Europe

Polish president downplays differences between Poland, Ukraine

‘I do not believe one political, legal dispute can erase what you have achieved,’ Andrzej Duda says on differences over grain dispute, arms supply

Jo Harper  | 22.09.2023 - Update : 23.09.2023
Polish president downplays differences between Poland, Ukraine

WARSAW

Polish President Andrzej Duda on Friday downplayed recent differences between Poland and Ukraine over Ukrainian grain exports to Poland and Warsaw’s statement on halting arms supplies to Kyiv.

“I do not believe that one political and legal dispute can erase what you have achieved,” Duda said at the Congress for the Reconstruction of Ukraine in Poznan, western Poland.

Duda also thanked Polish businesses for helping the war-torn Ukraine. “This is absolutely crucial for what is most important, that is, for Ukraine to survive,” said the president.

On Wednesday, Polish Prime Minister Mateusz Morawiecki said Warsaw would halt Polish supplies of arms to Ukraine over an ongoing dispute on Ukrainian grain exports to Poland that he said had undercut Polish farmers’ prices, hitting a key group of supporters for the governing Law and Justice (PiS) party before a general election in Oct. 15.

Zbigniew Rau, Poland’s foreign minister, said in an interview with Politico on Friday that “millions of victims of Russia's unprovoked and unjustified invasion of Ukraine — mostly women and children — found safety in neighboring Poland. Poland was the first to come to Ukraine's aid.”

Above all, Poland believed in Ukraine's victory, Rau went on to say.

“While other allies concluded that it was too late to arm the country. Tanks donated by Poland helped defend Kyiv and Polish-made howitzers helped liberate Russian-occupied territories in the Kharkov and Kherson regions,” he said.

“We think it was worth it […] our support for Ukraine is also in Poland's national interest,” he added.

“There is absolutely no contradiction here.

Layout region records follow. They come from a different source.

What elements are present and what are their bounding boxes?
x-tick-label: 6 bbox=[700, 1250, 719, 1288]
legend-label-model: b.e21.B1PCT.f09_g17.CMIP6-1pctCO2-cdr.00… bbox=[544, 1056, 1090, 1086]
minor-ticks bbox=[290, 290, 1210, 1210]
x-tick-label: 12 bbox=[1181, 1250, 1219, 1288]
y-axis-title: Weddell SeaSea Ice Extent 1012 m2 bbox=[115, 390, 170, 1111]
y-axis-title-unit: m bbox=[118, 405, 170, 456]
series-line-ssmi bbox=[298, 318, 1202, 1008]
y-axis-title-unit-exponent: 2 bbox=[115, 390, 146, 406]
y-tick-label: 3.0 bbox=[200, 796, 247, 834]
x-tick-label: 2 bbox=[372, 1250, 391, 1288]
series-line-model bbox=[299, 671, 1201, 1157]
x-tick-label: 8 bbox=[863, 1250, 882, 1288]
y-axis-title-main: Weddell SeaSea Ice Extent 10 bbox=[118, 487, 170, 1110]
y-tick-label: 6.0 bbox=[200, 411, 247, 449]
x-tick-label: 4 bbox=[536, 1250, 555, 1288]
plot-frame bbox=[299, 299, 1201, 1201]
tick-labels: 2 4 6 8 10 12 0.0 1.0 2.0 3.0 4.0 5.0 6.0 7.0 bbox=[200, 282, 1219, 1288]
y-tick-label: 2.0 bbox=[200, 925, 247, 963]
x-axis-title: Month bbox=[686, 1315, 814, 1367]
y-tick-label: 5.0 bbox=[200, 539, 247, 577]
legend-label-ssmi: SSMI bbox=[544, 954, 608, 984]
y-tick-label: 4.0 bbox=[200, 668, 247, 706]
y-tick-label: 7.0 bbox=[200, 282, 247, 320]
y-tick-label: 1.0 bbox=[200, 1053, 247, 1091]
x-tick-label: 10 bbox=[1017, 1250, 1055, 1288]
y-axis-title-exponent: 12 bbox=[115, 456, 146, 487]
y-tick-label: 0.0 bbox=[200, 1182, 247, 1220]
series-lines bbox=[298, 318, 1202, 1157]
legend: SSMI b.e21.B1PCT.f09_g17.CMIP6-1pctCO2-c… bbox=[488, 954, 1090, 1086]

Supporting Ukraine against Russian invasion and protecting our citizens and securing them from unfair economic competition - both of these actions simultaneously serve Poland's interests,” he said.

Rau went on to add that the emergency transit route for Ukrainian grain through Poland and its neighbors to its traditional recipients outside Europe had “ultimately turned out to be a scheme enabling unlimited grain sales on the Polish market."

He said that in the first four months of 2023, 600 times more wheat had been exported from Ukraine to Poland than a year earlier, causing market disruptions and losses for Polish farmers.